Solana DEXs On-chain Activity (Source: Blockworks)

This structural shift perfectly aligns with the February stablecoin transaction records tracked by Grayscale and the massive jump in USDC transfer volume tracked by Token Terminal.

This change in composition has massive implications for how transfer volume accumulates.

Workflows that rely heavily on stablecoins tend to involve repeated transfers among a web of intermediaries. Trading flows routinely split across multiple legs to find the best available price. Every single hop between exchanges, market makers, hedge funds, and payment applications adds to the aggregate transfer totals as balances relentlessly rotate.

Because Solana’s median transaction fee is practically zero, these microscopic, multi-step routing strategies can scale without eating into profit margins.

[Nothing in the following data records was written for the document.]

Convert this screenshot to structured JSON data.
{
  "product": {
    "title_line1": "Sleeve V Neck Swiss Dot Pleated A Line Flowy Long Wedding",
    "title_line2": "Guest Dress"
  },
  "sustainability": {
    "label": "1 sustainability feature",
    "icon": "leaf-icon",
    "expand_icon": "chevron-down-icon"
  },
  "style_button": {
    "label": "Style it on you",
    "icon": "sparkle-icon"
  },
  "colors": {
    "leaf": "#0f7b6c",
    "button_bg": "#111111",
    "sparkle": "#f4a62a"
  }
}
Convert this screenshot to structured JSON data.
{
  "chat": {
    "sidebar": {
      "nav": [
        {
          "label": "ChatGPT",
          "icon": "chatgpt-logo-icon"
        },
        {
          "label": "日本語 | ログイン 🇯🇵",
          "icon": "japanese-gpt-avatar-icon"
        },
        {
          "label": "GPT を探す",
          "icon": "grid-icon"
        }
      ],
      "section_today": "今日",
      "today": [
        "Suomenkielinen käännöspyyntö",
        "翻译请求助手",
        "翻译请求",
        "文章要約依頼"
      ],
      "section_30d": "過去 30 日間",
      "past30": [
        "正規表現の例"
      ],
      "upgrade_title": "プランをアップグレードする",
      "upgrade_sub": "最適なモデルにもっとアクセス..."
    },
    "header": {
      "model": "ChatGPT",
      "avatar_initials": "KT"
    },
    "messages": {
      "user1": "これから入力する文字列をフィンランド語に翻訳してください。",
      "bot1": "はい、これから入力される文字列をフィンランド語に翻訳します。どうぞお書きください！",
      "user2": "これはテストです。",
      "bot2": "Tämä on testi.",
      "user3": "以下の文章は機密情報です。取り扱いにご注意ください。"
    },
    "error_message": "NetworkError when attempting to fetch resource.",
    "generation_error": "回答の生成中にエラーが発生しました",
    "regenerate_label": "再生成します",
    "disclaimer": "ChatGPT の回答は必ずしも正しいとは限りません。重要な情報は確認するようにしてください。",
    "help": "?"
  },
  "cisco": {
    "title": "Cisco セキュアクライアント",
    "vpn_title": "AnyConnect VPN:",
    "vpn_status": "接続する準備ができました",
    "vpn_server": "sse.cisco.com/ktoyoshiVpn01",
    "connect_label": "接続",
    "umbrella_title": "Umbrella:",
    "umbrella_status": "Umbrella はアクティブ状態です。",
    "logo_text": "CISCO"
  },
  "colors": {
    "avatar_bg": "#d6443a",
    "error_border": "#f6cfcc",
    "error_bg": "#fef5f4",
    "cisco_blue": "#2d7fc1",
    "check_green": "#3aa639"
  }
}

Infographic comparing stablecoin leadership, showing USDC leads transaction velocity and monthly volume while USDT retains higher total supply dominance.

Regulatory moats and traditional finance rails

Meanwhile, the blockchain technology is only half the story. Policy shifts and platform rules have heavily influenced stablecoin routing over the last year, particularly for institutions operating under strict compliance frameworks in the United States and Europe.

The United States permanently altered the landscape in July 2025 by enacting the GENIUS Act, which established a comprehensive federal framework for payment stablecoins. Across the Atlantic, Circle secured a highly coveted Markets in Crypto-Assets license in Europe in January 2025.

Those regulatory milestones had immediate market consequences. Binance and other leading crypto trading platforms delisted all non-compliant stablecoin pairs, specifically targeting USDT, before March 31, 2025.

Since then, Tether’s USDT trading access on some of the world’s largest exchanges was severely curtailed within the European bloc. This compliance moat naturally redirected a massive portion of European exchange flow toward regulated alternatives like USDC.

Traditional payment infrastructure has also deeply intersected with the USDC and Solana routing ecosystem.

In December, Visa announced that its United States issuer and acquirer partners had begun settling fiat obligations in Circle’s USDC directly over the Solana blockchain. Initial participants included Cross River Bank and Lead Bank, with a broader domestic rollout scheduled throughout 2026.

Circle is simultaneously pushing a major cross-border expansion to strengthen its institutional plumbing.

The company is actively scaling the Circle Payments Network, a system that allows traditional financial institutions to send USDC internationally and convert it directly into local fiat currencies via banking partners. The network currently boasts 55 institutional members and reached $6 billion in volume this year.

These developments present why the USDC competitive signal flashing in the 2026 data is undeniable. It shows that stablecoin dominance is no longer a single-variable equation, and that the market now measures success through two metrics that can, and clearly do, diverge for extended periods.